Views from the trenches
Best practices
Track Outlook results by stream, domain, content version, and tenant before changing DNS.
Design reset links so scanners can open pages without consuming tokens or changing accounts.
Use headers and message trace together, since user screenshots miss the delivery verdict.
Common pitfalls
Assuming SPF, DKIM, and DMARC pass means Microsoft must place the email in the inbox.
Rotating sender domains after every junk event instead of fixing reputation and content.
Letting one-click account actions run on page load, which scanners can trigger first.
Expert tips
Compare same content on a new domain and new content on the same domain to isolate cause.
Treat SCL 5 or higher as a policy-triggering score, not a small deliverability warning.
Keep password reset copy plain, branded, expected, and free of unnecessary redirect chains.

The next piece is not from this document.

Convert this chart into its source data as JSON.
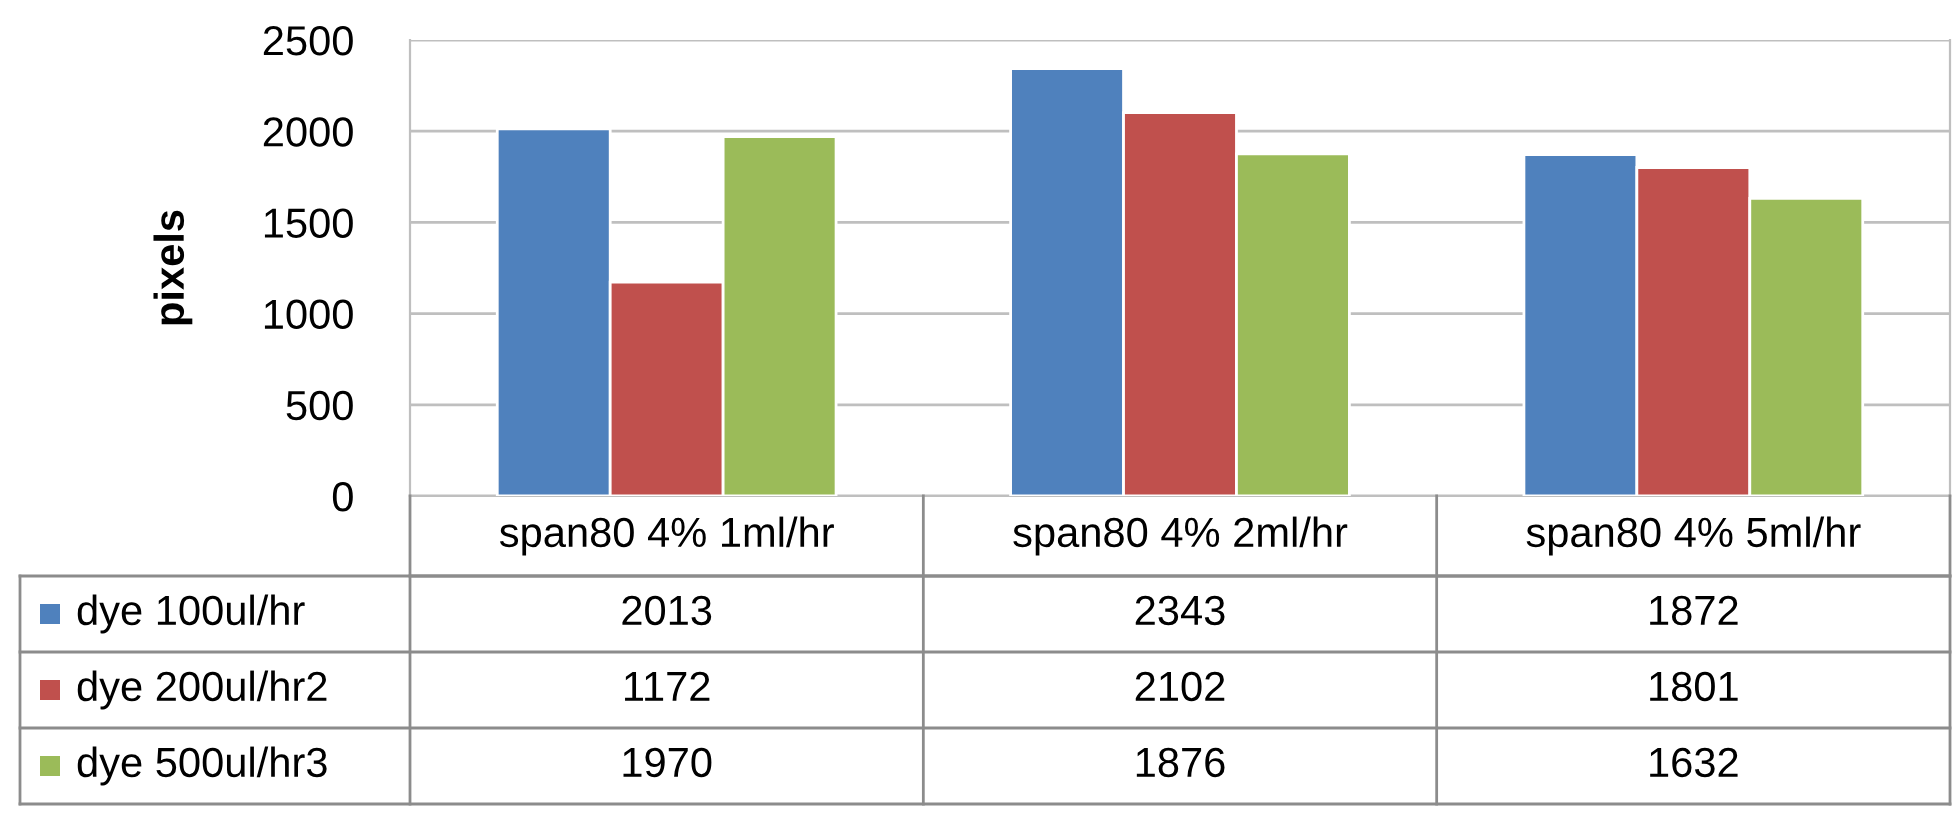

Marketer from Email Geeks says SCL 5 or higher usually means Microsoft 365 will route the message to Junk under standard policy.
2025-01-23 - Email Geeks
Expert from Email Geeks says link scanners now inspect destination pages, so email links should not complete account actions on first page load.
2025-01-30 - Email Geeks
The practical answer
Outlook 365 marks emails as junk or phishing when the combined evidence crosses Microsoft's risk line. SPF, DKIM, and DMARC are required, but they are not enough on their own. If the message has SCL 5 or higher, risky link behavior, weak domain trust, suspicious account language, or a tenant policy match, junk placement or quarantine is expected.
The fastest fix path is to read the headers, isolate whether domain or content changes move the result, repair authentication gaps, simplify links, redesign one-time action flows, and monitor reputation over time. Suped helps when you need that process across many senders and domains instead of one isolated test.